Type “B” Military Yen was issued as the key monetary policy by the U.S. Army in Okinawa under the governance of the United States.
Okinawa was put under a non-monetary economy for about a year after the War ended, until April 1946, when B yen was first issued at the First Currency Exchange. During the decade from July 1948 to September 1958, B yen was employed as the only legal currency in Okinawa.
It combined Japanese and English: “軍票”, “MILITARY CURRENCY”, the value, and the letter “B” on the front side, and “軍事布告に基き発行す,” “ISSUED PURSUANT TO MILITARY PROCLAMATION,” on the backside. It consisted of eight values, from 1000 yen, 100 yen, 20 yen, 10 yen, 5 yen, 1 yen, 50 sen1, and 10 sen, and all were paper money.
Surprisingly, it is not much known that B yen was an established legal currency in Japan as well, and in fact, it was actually issued in Japan.
The Supreme Commander of the Allied Powers stationed in Japan published the memorandum “Legal Tender” in September 1945 to notify that Type “B” Military Yen would be issued as a part of an occupation policy against the Japanese government. To grant the qualifications as a legal currency to B yen, the Ministry of Finance proclaimed the Ordinance “On the Subsidiary Currency Type ‘B’ Issued by the Allied Occupation Forces” to announce that it is a “legal currency accepted in every region in Japan…employed for all public and private payment…anyone who refuses to receive the payment without justifiable cause shall be punished.”
As a matter of fact, due to the shortage of new banknotes of Japanese yen right after the changeover of the currency2, the Occupation Forces issued over four hundred million yen worth of B yen in Japan in February 1946.
That is, for a certain period after the War, both mainland Japan and Okinawa depended on the two pillars of the Japanese yen and the B yen as the legal currency.
On the one hand, given the policy to put Okinawa under U.S. governance separately from Japan, the U.S. Army issued the special proclamation “Establishment of Standard Currency” in July 1948 to define “Type “B” Military Yen as the only legal currency of the Ryukyu Islands.” Simultaneously, the Ordinance of the Ministry of Finance in Japan was announced as a measure to exclude B yen from the Japanese legal currency. Hence, B yen became literally the only legal currency in Japan and characterized some parts of the Okinawan postwar economy as the “age of B yen” for ten years.
On the other hand, although the exchange rate of B yen to Japanese yen was completely equal, a 1:1 ratio, in the foreign exchange, the Japanese yen was set weak to promote exports, as “1 dollar = 360 yen,” and B yen was set strong to promote imports, as “1 dollar = 120 yen.” Thus the initial conditions of postwar restoration completely differed in Japan and Okinawa; as a result, the money income of the Okinawan economy depended on the U.S. military bases and the resource supplies on importations, for which a “military base dependant import economy” overemphasized on tertiary industry was inevitably established.

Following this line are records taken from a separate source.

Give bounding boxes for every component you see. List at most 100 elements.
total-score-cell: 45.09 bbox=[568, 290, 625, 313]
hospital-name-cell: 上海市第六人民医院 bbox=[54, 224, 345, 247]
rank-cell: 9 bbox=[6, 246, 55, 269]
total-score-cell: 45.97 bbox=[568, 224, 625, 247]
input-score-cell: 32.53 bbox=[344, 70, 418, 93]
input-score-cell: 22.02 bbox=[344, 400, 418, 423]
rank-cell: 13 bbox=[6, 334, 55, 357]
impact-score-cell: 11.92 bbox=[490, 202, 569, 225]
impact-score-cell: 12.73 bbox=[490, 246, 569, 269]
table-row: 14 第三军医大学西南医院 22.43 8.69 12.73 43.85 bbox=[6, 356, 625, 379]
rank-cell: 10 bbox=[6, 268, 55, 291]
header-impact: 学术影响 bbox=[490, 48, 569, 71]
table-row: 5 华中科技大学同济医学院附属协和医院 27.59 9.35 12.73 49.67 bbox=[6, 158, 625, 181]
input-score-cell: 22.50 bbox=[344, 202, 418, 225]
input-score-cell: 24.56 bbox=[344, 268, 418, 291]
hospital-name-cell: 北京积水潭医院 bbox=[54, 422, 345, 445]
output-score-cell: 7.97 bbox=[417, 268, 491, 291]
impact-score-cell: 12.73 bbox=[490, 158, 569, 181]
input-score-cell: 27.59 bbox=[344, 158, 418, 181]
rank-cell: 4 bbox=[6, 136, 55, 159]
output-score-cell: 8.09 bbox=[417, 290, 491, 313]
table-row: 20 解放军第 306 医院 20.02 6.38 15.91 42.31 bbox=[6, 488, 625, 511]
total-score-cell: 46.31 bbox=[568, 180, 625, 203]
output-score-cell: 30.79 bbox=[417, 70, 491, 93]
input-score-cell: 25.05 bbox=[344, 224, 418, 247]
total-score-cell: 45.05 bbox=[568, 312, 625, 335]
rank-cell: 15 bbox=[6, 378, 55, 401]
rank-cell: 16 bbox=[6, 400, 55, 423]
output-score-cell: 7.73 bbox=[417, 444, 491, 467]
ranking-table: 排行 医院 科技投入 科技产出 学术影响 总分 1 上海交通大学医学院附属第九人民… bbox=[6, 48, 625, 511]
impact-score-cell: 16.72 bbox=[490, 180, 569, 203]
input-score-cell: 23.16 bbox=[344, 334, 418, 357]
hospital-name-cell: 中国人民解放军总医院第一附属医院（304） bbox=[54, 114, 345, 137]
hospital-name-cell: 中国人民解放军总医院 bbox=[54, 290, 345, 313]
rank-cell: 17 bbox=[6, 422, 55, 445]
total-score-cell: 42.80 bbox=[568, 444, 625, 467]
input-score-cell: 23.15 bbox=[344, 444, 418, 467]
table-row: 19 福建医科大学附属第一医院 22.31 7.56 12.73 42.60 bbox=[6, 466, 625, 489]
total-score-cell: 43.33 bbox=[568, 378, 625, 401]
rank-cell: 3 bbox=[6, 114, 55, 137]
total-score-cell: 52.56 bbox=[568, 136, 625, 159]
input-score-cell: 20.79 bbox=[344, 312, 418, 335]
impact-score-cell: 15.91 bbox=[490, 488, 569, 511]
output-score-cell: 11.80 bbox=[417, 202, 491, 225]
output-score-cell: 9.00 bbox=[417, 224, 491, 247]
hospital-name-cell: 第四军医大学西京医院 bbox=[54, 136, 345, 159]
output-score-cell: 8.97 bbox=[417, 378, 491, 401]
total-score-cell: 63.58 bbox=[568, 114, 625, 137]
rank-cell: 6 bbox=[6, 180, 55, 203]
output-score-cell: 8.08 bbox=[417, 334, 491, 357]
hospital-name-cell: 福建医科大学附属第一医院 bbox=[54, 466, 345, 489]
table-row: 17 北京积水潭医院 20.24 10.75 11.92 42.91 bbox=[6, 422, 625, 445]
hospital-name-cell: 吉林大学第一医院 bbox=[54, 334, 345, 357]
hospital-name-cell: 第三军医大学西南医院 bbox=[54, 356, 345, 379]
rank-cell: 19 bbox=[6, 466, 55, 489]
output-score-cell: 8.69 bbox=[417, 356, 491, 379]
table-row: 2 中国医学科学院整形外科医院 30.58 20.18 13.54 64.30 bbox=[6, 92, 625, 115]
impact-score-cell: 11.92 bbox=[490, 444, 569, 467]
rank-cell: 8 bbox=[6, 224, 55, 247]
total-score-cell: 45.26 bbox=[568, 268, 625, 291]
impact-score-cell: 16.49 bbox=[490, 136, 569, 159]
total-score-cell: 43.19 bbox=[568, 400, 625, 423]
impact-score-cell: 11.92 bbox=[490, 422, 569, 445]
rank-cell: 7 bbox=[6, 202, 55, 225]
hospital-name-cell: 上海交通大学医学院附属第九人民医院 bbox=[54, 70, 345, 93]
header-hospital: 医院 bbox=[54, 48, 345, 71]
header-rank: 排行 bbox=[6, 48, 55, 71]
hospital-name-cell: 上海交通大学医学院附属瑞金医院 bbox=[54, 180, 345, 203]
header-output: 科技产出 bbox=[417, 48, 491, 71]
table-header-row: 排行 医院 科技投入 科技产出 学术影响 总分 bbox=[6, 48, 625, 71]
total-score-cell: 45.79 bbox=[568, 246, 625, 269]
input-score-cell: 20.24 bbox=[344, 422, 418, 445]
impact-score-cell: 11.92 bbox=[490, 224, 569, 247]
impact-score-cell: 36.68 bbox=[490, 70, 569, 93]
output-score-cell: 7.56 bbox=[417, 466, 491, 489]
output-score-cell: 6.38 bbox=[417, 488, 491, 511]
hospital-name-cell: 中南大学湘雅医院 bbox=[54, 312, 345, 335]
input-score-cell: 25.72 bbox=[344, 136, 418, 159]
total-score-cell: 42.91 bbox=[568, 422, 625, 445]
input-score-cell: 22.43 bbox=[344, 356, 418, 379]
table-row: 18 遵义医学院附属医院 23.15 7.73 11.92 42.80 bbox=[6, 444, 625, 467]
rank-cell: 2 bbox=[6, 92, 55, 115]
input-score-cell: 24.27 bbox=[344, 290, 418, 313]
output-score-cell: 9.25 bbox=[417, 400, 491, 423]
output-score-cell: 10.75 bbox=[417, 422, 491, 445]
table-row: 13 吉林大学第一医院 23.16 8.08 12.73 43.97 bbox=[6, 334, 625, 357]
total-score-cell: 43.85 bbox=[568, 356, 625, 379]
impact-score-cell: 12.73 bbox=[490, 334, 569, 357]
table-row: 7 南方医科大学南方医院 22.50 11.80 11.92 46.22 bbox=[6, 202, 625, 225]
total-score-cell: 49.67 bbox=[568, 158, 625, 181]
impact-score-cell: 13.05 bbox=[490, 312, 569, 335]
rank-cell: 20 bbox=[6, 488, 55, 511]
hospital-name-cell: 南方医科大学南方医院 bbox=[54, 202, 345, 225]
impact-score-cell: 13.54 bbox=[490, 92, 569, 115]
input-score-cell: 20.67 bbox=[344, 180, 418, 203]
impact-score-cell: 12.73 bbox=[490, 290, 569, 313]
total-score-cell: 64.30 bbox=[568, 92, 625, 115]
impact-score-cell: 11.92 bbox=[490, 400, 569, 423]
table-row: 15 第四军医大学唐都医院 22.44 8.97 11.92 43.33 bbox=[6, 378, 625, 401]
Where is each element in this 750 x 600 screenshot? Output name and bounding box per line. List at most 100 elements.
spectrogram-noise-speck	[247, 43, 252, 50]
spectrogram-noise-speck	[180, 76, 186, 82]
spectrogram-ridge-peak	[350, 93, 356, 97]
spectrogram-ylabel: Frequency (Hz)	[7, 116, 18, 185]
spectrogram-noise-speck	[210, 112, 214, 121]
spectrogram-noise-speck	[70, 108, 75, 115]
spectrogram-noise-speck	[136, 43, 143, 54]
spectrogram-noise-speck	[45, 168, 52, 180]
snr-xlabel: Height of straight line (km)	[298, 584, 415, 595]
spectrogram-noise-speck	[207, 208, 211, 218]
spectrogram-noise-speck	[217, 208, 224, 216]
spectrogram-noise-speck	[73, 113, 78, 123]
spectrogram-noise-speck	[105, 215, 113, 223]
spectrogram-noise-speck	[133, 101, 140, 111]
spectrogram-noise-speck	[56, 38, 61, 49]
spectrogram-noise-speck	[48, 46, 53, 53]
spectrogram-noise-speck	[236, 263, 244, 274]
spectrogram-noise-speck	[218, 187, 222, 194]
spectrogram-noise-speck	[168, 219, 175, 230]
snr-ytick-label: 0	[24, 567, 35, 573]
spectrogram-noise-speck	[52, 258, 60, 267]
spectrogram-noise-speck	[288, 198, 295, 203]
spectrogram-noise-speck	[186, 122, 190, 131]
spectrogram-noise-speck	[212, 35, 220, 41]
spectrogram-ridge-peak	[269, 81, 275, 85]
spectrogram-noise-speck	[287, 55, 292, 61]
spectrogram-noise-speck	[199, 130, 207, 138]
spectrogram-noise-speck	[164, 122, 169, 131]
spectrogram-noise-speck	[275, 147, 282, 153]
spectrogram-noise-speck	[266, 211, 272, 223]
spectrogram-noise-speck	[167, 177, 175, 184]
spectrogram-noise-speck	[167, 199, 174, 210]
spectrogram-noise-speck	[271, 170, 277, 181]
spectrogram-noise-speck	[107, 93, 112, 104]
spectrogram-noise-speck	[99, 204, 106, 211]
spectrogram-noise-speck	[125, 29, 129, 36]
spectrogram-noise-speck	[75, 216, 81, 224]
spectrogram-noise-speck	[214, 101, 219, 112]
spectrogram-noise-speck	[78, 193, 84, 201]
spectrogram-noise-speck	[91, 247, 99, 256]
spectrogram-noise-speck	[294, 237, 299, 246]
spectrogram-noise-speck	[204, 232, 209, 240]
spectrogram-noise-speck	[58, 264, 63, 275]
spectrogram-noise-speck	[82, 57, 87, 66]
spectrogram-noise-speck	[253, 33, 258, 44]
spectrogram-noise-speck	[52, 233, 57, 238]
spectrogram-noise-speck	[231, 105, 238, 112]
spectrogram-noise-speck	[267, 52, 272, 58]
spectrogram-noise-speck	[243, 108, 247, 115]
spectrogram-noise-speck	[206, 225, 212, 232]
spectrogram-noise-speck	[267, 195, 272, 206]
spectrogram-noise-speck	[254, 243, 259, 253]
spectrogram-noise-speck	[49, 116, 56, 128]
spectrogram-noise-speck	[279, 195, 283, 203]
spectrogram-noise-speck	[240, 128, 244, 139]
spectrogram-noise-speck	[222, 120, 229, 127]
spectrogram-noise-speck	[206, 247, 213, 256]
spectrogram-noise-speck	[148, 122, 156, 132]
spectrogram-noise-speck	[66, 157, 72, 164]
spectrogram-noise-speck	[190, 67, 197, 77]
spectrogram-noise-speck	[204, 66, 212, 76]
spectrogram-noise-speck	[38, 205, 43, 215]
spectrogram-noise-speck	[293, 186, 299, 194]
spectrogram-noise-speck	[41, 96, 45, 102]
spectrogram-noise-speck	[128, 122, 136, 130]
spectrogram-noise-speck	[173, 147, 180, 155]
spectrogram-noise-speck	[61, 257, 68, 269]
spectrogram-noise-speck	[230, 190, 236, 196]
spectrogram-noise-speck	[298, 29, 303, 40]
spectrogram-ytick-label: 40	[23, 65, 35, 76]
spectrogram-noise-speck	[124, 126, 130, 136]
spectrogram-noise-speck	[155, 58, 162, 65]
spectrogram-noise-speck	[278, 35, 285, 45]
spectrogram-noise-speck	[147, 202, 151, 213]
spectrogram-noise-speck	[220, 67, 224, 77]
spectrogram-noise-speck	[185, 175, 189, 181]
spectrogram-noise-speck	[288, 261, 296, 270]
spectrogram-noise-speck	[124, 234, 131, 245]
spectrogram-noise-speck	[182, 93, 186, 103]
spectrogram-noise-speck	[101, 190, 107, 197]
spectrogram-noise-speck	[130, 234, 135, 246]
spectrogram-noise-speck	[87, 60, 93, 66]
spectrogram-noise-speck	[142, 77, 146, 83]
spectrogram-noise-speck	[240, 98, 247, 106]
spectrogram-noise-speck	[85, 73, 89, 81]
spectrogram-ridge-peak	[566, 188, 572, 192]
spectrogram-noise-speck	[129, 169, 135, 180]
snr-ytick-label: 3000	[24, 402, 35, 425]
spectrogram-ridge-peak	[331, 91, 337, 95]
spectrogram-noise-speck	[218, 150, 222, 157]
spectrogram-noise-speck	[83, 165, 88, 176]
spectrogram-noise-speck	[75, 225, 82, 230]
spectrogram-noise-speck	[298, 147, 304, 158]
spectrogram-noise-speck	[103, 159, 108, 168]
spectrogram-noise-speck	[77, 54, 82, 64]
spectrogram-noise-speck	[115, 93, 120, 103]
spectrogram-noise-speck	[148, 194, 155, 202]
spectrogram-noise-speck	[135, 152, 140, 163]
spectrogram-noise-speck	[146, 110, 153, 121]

Nonetheless, in September 1958, the currency system in Okinawa switched to dollars with the aim of importing foreign currency, and B yen disappeared from the Okinawan economy. (MAKINO Hirotaka)
Returners from trips abroad sometimes display money from that country, but in Okinawan homes where ojii or obaa live, we see B yen or dollar bills in a frame. It was so at the Nakamura house—a nationally designated cultural asset—as well, which somewhat delighted me.
In Okinawa, the perception of currency differs depending on the generation one is born. For example, it is about how much one paid B yen to build a house, or how much dollars one received as a gift at the wedding, etc. However, I, born after the reversion, who didn’t know but yen, once had mistaken B yen and dollars, speaking to my senior: “Weren’t you using B yen when you were a child? Lucky you,” and got seriously scolded from her that “I may not look like that young but that’s disrespectful!” I was used to seeing the framed B yen, and that made me feel so familiar to the currency, although it was used as the only legal currency in Okinawa for just ten years from 1948 to 1958, a surprisingly short period of time. And that was quite a long ago. But because of the framed bills and that strange name that combines the alphabet and Japanese, it is still a popular topic even today. By the way, about that framed money, I once saw a coin that seemed nothing but a game arcade coin in the neighborhood among B yen and dollars at a certain house. I asked the owner, but the only response was: “I know, it is what it is.” The mystery of the framed money only deepens. (TOMITA Megumi)
- Sen is a currency worth one-hundredth of a yen and circulated in Japan until 1953 when it lost its value due to rapid inflation.
- A financial policy in Japan announced in 1946 to issue new yen banknotes and stoppage of the old currency in order to prevent inflation.